Currently we provide two examples of estimators that estimate the local wind vector acting on the vehicle center of mass based on measurements from the IMU and external motion capture--one is a hand-implemented EKF and the other is a UKF that uses the FilterPy library for easy implementation.

Both models use a simplified model of the dynamics for their process models. The filter states are: \boldsymbol{x}_{filter} = [\psi, \theta, \phi, v_x, v_y, v_z, w_x, w_y, w_z]^\top where [\psi, \theta, \phi] are the ZYX Euler angles, [v_x, v_y, v_z] are translational velocities in the body frame, and [w_x, w_y, w_z] are the wind components in the body frame. Small angle approximations near hover are used to simplify the process model. The model assumes the predominant form of drag is parasitic, or quadratic with airspeed. In other words, rotor drag is neglected.
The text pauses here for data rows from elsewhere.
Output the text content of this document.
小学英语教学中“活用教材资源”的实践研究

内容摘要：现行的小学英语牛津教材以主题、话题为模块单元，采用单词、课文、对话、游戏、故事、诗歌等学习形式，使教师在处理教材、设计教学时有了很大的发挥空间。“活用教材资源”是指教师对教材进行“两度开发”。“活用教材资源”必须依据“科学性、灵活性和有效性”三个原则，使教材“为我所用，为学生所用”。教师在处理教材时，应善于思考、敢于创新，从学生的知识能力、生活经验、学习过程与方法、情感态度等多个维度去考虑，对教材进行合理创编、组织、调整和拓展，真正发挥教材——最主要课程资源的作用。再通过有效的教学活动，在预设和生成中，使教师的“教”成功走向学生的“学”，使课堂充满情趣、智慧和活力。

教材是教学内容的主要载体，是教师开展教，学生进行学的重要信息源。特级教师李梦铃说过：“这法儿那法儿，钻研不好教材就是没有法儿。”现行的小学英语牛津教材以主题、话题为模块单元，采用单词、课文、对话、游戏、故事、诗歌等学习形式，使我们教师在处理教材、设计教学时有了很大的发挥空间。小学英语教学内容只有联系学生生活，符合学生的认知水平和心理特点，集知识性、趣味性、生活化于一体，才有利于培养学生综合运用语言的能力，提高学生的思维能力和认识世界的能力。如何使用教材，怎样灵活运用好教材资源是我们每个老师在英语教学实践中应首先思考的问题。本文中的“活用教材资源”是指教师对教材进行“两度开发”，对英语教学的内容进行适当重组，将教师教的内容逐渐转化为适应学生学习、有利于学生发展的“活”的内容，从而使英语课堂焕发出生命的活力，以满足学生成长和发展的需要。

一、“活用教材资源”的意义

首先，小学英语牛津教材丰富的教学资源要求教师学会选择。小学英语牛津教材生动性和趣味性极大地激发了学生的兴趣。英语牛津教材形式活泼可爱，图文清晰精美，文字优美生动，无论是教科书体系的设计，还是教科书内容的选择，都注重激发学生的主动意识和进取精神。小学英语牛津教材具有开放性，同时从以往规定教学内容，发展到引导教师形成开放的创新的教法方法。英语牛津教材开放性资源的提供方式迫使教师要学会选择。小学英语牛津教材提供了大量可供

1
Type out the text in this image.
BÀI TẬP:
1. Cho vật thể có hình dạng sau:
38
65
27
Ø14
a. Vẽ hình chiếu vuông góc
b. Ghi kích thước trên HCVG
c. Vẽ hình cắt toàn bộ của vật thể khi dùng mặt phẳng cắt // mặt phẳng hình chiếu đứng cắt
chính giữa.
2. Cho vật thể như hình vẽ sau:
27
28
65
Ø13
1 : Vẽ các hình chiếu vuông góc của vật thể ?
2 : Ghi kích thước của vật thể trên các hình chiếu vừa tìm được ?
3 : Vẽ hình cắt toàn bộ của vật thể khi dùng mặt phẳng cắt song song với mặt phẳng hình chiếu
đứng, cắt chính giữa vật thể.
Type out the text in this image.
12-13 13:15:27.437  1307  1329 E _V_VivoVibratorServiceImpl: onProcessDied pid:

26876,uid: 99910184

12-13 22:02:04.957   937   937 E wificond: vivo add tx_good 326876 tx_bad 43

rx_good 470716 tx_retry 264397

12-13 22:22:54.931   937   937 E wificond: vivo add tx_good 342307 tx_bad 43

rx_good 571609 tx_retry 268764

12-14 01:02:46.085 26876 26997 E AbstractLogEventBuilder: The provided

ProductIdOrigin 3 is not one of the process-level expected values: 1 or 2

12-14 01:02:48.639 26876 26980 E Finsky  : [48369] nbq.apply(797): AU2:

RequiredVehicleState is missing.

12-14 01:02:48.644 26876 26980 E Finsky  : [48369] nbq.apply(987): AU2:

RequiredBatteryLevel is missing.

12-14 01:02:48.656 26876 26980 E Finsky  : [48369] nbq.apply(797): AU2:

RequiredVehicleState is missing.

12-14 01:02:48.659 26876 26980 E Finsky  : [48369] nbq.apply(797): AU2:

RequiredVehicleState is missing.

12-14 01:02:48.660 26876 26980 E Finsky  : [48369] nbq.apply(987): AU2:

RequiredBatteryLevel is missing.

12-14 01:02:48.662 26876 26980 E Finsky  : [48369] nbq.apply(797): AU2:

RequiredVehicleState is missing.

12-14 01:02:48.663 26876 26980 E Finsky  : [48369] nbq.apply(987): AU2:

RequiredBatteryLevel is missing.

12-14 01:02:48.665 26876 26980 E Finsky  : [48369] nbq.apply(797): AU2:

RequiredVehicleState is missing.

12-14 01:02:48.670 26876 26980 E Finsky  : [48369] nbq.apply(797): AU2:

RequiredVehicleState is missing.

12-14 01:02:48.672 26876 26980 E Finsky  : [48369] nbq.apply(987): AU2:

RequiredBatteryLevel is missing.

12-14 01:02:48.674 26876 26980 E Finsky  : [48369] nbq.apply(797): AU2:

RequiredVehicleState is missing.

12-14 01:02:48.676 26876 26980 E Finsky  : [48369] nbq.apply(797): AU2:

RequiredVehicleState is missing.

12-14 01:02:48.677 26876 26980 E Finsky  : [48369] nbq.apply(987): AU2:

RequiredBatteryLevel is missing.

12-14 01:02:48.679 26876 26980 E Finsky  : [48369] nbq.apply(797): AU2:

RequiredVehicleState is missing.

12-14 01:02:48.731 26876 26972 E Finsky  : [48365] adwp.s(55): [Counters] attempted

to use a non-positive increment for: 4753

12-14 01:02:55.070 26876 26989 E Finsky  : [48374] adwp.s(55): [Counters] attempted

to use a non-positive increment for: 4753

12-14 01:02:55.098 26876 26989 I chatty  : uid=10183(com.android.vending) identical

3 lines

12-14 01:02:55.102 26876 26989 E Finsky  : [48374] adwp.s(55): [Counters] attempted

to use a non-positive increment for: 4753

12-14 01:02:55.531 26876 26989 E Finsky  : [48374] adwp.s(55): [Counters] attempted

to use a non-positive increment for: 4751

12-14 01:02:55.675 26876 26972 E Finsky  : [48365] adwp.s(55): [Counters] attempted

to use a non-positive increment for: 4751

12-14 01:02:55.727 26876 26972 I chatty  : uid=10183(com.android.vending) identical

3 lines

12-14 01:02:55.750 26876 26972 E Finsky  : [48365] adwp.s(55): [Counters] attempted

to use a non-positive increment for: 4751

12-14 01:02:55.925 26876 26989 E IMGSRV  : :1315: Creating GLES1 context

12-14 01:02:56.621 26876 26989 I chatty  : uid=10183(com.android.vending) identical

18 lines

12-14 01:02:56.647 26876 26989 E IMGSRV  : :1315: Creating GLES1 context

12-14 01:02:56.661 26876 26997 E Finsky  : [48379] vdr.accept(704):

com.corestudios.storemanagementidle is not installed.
These lumped drag coefficients can be identified using flight data in the absence of wind.

The inputs to the process model are the commanded thrust from the controller, f_c, and the body rates measured by the external motion capture sensor, \Omega.

Noisy measurements of acceleration are provided by the IMU sensor, and attitude and body velocities are measured by the external motion capture sensor.

If you'd like to write your own estimator, whether it is for parameter or state estimation, you can reference nullestimator.py for a template.